Мда, блять. Значит, вот из-за этой пизды я не умерла на тестах, а страдаю тут?
Я только тяжело вздохнула. Кровать такая мягкая, что сдохнуть хочется. Боже, да когда ж это всё закончится.
— И? Будем искать эту херню? Пытаться заслужить доверие масочника?
И тишина в ответ. Как обычно.
— Ладно, как хочешь. Молчи, сука, — вздохнула я, вставая. — Пошли тогда, пидрила, будем искать хотя бы информацию. Компьютер должен быть…
— Тебя не интересует, почему я тогда так себя вёл?
— Чё, блять? — удивилась я. Он заговорил?
— Я навёл на тебя копьё и угрожал. Это не вписывается в мой привычный паттерн поведения. Тебе не кажется это странным?
— Да мне похуй…
— Серьезно? Ты просто хочешь умереть, да? Иначе я не понимаю.
Я тяжело вздохнула. Да, хочу. Но нельзя так сказать.
— Ну вот скажи. Ты меня кинешь, когда нас накроет медным тазом и ты будешь способен убежать?

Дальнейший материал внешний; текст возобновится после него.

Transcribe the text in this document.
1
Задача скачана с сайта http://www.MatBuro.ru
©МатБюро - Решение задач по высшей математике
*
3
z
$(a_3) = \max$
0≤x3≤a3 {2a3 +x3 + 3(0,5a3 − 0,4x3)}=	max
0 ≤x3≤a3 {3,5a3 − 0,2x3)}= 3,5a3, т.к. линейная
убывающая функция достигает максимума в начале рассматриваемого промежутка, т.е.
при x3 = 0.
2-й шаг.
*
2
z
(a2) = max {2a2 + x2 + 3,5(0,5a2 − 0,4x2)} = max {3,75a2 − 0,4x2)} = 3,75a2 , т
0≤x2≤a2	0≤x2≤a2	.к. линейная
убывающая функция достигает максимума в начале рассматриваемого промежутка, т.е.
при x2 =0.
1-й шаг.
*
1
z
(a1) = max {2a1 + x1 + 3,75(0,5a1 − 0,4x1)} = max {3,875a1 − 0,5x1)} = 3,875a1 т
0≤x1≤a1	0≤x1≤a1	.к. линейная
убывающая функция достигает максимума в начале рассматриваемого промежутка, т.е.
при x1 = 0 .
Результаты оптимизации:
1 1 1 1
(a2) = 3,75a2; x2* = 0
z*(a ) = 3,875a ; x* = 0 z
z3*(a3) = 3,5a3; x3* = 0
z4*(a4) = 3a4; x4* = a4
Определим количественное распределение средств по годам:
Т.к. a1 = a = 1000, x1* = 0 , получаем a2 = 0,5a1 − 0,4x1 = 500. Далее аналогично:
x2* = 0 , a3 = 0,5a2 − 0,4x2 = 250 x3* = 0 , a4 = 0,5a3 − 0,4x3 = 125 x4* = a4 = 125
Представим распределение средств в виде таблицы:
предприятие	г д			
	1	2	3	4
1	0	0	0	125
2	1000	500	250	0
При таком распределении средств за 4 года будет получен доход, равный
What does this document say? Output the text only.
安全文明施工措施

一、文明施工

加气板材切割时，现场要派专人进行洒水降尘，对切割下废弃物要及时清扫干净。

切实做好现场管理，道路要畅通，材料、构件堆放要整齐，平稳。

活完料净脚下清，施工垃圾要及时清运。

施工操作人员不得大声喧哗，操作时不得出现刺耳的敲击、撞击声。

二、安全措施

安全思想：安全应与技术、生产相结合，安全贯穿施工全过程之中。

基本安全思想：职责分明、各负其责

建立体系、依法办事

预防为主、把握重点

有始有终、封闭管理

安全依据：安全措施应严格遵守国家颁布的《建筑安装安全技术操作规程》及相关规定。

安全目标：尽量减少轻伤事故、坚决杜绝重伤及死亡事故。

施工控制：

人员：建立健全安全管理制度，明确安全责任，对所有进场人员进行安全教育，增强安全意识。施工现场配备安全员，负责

Он задумался на пару секунд.
— Я… не знаю.
— Того, что ты не тупой, достаточно.
— Что?
— Если б ты ответил «да», то пытался бы меня наебать, что было бы тупо. Ответил бы «нет», сошел бы за честного, но хладнокровного. Так что ты выбрал самый удобный вариант.
— Не пойму я тебя.
Он помотал головой и запустил руку в карман, вытащив из него розовую резинку для волос с бантиком.
— Возьми.
— Серьезно? — хмыкнула я, забирая подарок и наконец собирая волосы в тугой хвост.
— Это резинка моей младшей сестры. Она умерла от рака много лет назад.
— Стоп…
— Всё. Мертвые мертвы, а ты вполне живая. Пойдем, нам еще много что сделать надо.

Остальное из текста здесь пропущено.